The regression weight, 1.154, for PPPs in the prediction of Sectoral Support1 is significantly different from zero at the 0.001 level (two-tailed). Also, the standard errors, the standardized estimates and the

standardized total effects are all below one which is a more desirable scenario. Hence, the model can be used for estimation. However, the regression weights highlighted are not significantly different from zero at the 0.05 level (two-tailed). These have no effect in this model, i.e. they are removed from the final model.

At the 0.05 level of significance, the significant regression weights are for Commercialization Commitment in the prediction of Test Marketing, the regression weight for Commercialization Commitment in the prediction of Information Dissemination, the regression weight for Commercialization Commitment in the prediction of Feedback Use, the regression weight for Commercialization Commitment in the prediction of Marketing Staff Motivation, the regression weight for Commercialization Commitment in the prediction of Accessibility, the regression weight for Commercialization Commitment in the prediction of Public Awareness, and the regression weight for PPPs in the prediction of Sectoral Support. Further, the covariance between PPPs and Commercialization Commitment is significantly different from zero at the 0.001 level (two-tailed).

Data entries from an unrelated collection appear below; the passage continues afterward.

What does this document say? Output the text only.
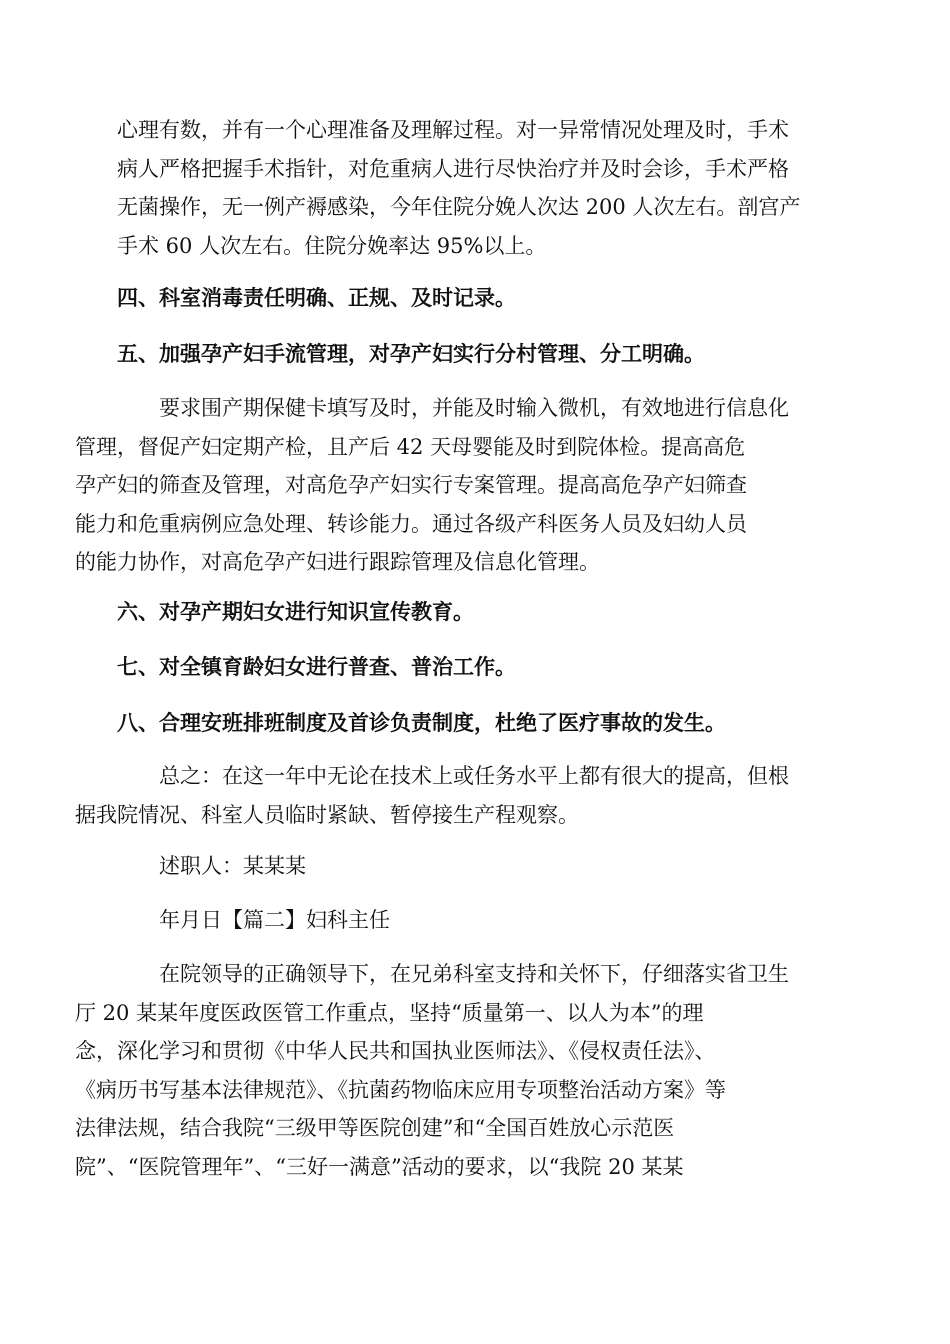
心理有数，并有一个心理准备及理解过程。对一异常情况处理及时，手术
病人严格把握手术指针，对危重病人进行尽快治疗并及时会诊，手术严格
无菌操作，无一例产褥感染，今年住院分娩人次达 200 人次左右。剖宫产
手术 60 人次左右。住院分娩率达 95%以上。

四、科室消毒责任明确、正规、及时记录。

五、加强孕产妇手流管理，对孕产妇实行分村管理、分工明确。

要求围产期保健卡填写及时，并能及时输入微机，有效地进行信息化
管理，督促产妇定期产检，且产后 42 天母婴能及时到院体检。提高高危
孕产妇的筛查及管理，对高危孕产妇实行专案管理。提高高危孕产妇筛查
能力和危重病例应急处理、转诊能力。通过各级产科医务人员及妇幼人员
的能力协作，对高危孕产妇进行跟踪管理及信息化管理。

六、对孕产期妇女进行知识宣传教育。

七、对全镇育龄妇女进行普查、普治工作。

八、合理安班排班制度及首诊负责制度，杜绝了医疗事故的发生。

总之：在这一年中无论在技术上或任务水平上都有很大的提高，但根
据我院情况、科室人员临时紧缺、暂停接生产程观察。

述职人：某某某

年月日【篇二】妇科主任

在院领导的正确领导下，在兄弟科室支持和关怀下，仔细落实省卫生
厅 20 某某年度医政医管工作重点，坚持“质量第一、以人为本”的理
念，深化学习和贯彻《中华人民共和国执业医师法》、《侵权责任法》、
《病历书写基本法律规范》、《抗菌药物临床应用专项整治活动方案》等
法律法规，结合我院“三级甲等医院创建”和“全国百姓放心示范医
院”、“医院管理年”、“三好一满意”活动的要求，以“我院 20 某某
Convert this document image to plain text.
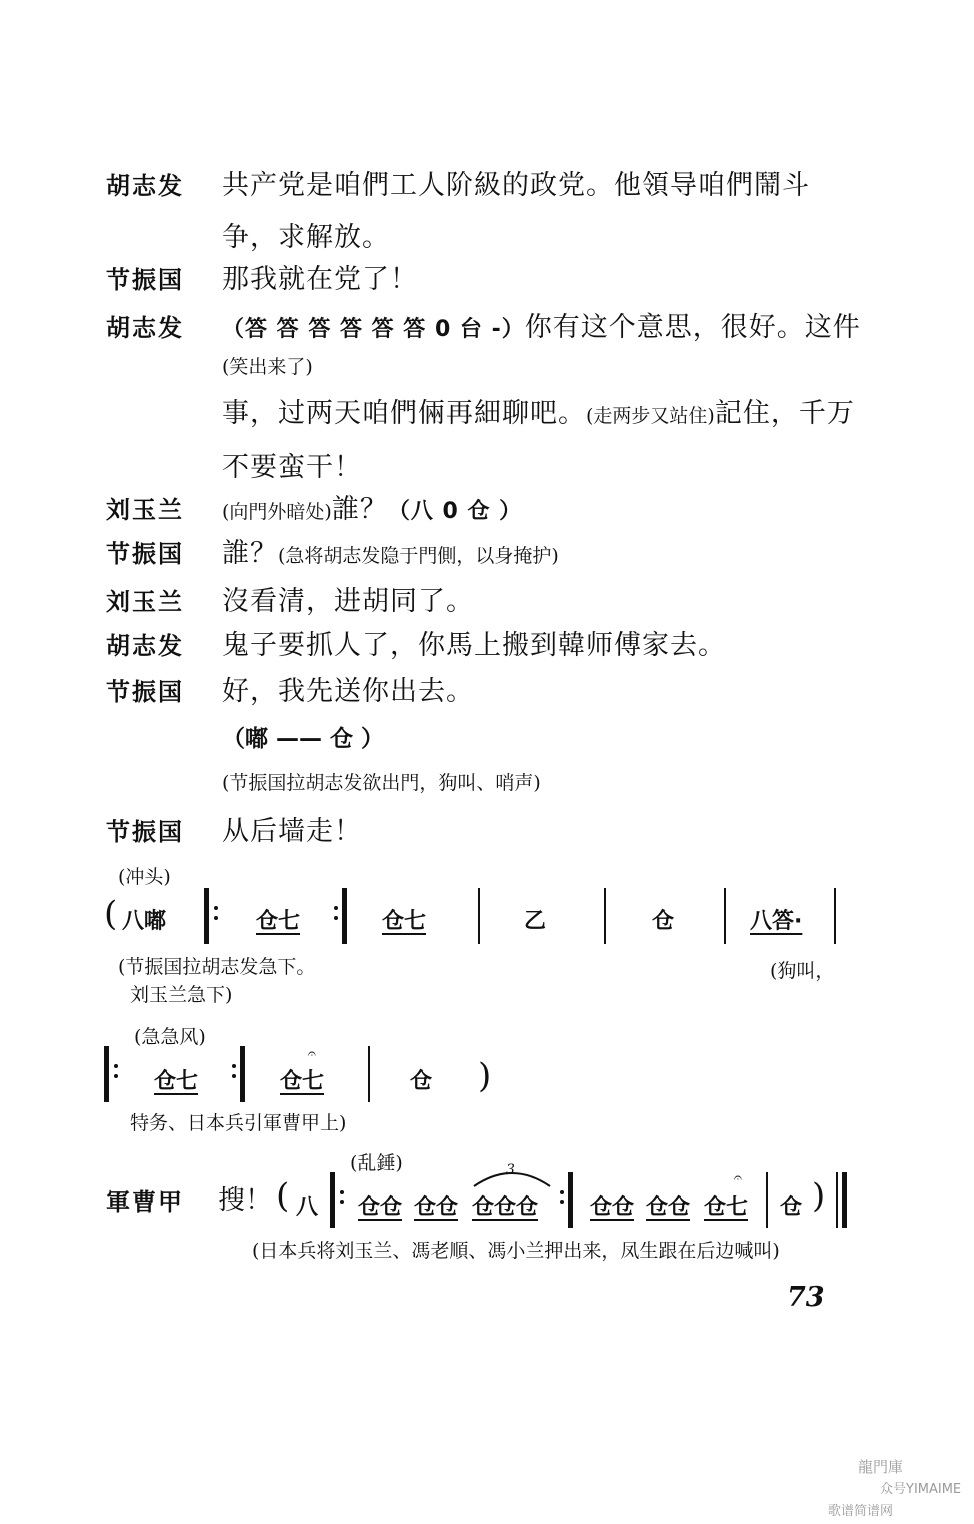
胡志发	共产党是咱們工人阶級的政党。他領导咱們鬧斗争，求解放。
节振国	那我就在党了！
胡志发	（答 答 答 答 答 答 0 台 -）你有这个意思，很好。这件
(笑出来了)
事，过两天咱們倆再細聊吧。(走两步又站住)記住，千万不要蛮干！
刘玉兰	(向門外暗处)誰？（八 0 仓 ）
节振国	誰？(急将胡志发隐于門側，以身掩护)
刘玉兰	沒看清，进胡同了。
胡志发	鬼子要抓人了，你馬上搬到韓师傅家去。
节振国	好，我先送你出去。
（嘟 —— 仓 ）
(节振国拉胡志发欲出門，狗叫、哨声)
节振国	从后墙走！
(冲头)
( 八嘟	仓七	仓七	乙	仓	八答·
(节振国拉胡志发急下。
刘玉兰急下)
(狗叫，
(急急风)
仓七
𝄐
仓七	仓 )
特务、日本兵引軍曹甲上)
(乱錘)
軍曹甲	搜！ ( 八 仓仓 仓仓
3
仓仓仓 仓仓 仓仓
𝄐
仓七 仓 )
(日本兵将刘玉兰、馮老順、馮小兰押出来，凤生跟在后边喊叫)
73
龍門庫
众号YIMAIME
歌谱简谱网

The paths “Test Marketing<--Commercialization Commitment”, “Information Dissemination<-- Commercialization Commitment”, “Accessibility<-- Commercialization Commitment” have significant regression weights of 0.834, 0.859, and 0.736 respectively. Their magnitudes imply that they are greatly influenced by the unobservable variable “Commercialization Commitment” and therefore in turn impact on the commercialization of TIs. Further, the standardized estimates of the regression weights are less than the threshold of one.

The null hypothesis is to be rejected if the p-value (here denoted by P) is less than 0.05. The null hypothesis here says that “the regression weight is not significant” and the alternative is that “the regression weight is significant”.